Closed BDHU closed 1 year ago

BDHU commented 1 year ago

Hey Zineng, thanks for the amazing work! I tried the MOSEI finetuning script in the repo and I downloaded the MOSEI dataset per your instruction here.

The script I'm using is:

python run.py with data_root='./dataset/cmumosei/' gpus=[1] num_nodes=1 task_cls_mosei \
per_gpu_batchsize=1 num_workers=16 val_check_interval=0.2 warmup_steps=100 max_epoch=10 \
load_hub_path='TVLT.ckpt'

After I launch the script, I noticed at epoch 0, step 256, the output all becomes nan for some reason. I printed out the result at https://github.com/zinengtang/TVLT/tree/main/model/modules#L165. After a number of iterations, the output becomes something like:

{'mosei_loss': tensor(nan, device='cuda:1', grad_fn=<MseLossBackward0>), 'mosei_score': tensor([[nan]], device='cuda:1', grad_fn=<AddmmBackward0>), 'mosei_labels2': tensor([1], device='cuda:1')

This has resulted in the whole model parameter turning into nan. Are there any steps I'm missing? Any tips will be helpful! Thanks:)

Yimi81 commented 1 year ago

the same question

zinengtang commented 1 year ago

What (audio or video) sequence length did you use?
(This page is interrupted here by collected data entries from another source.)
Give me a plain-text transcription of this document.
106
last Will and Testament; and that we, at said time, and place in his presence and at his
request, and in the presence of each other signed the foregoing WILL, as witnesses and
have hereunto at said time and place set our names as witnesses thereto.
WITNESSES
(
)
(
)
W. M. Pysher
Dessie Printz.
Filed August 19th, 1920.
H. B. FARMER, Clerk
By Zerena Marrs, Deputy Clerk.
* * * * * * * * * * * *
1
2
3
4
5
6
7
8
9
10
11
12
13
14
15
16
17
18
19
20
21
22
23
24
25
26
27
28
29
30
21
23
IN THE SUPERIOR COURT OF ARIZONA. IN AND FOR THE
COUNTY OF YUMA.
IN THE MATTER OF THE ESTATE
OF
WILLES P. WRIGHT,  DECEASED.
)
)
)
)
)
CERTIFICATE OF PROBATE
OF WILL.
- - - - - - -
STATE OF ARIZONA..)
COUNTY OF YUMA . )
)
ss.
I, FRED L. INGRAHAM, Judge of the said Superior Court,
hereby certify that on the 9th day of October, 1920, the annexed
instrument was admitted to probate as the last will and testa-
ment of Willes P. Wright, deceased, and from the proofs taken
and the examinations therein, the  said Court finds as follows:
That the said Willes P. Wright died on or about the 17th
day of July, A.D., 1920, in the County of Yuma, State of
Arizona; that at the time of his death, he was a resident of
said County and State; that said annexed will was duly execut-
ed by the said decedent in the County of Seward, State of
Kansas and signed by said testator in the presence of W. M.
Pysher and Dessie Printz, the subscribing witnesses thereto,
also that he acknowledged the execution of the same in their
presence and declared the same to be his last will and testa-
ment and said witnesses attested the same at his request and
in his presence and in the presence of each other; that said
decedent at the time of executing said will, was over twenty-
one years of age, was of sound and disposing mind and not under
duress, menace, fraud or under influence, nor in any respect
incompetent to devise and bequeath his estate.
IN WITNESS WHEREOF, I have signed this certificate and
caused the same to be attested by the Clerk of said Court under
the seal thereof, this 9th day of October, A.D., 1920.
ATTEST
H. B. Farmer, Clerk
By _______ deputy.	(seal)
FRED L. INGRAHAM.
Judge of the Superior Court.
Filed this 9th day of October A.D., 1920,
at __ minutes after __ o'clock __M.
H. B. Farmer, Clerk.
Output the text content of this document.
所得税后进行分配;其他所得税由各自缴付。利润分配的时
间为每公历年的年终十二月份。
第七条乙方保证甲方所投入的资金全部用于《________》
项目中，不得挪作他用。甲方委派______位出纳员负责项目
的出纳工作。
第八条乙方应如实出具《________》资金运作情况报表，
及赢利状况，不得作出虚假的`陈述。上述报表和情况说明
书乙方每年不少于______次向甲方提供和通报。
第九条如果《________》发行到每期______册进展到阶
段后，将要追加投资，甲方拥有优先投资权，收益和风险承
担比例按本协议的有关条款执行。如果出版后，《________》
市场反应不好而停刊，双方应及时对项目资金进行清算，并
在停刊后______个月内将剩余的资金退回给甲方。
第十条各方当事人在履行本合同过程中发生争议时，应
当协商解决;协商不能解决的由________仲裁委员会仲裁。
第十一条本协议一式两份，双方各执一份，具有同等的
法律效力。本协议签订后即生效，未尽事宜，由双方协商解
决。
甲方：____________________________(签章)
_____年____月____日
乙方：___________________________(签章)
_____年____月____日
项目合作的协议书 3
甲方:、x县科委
Usually, the larger the more unstable. The attention mask operation here could be unstable especially in some settings like mixed precision: attn = attn.masked_fill(~mask[:, None, None, :].bool(), float('-inf')) You can chang float('-inf') to -1e8.

BDHU commented 1 year ago

Thank you for the response. Also a side question, is there any reason to choose batch size 1 (per_gpu_batchsize=1) in the finetune_mosei.sh?

zinengtang commented 1 year ago

per_gpu_batchsize=1 is the optmizal batch size to fit in the memory, which you can change. batch_size is the total batch size that combines gradient accumulation and per_gpu_batchsize * gpu_number.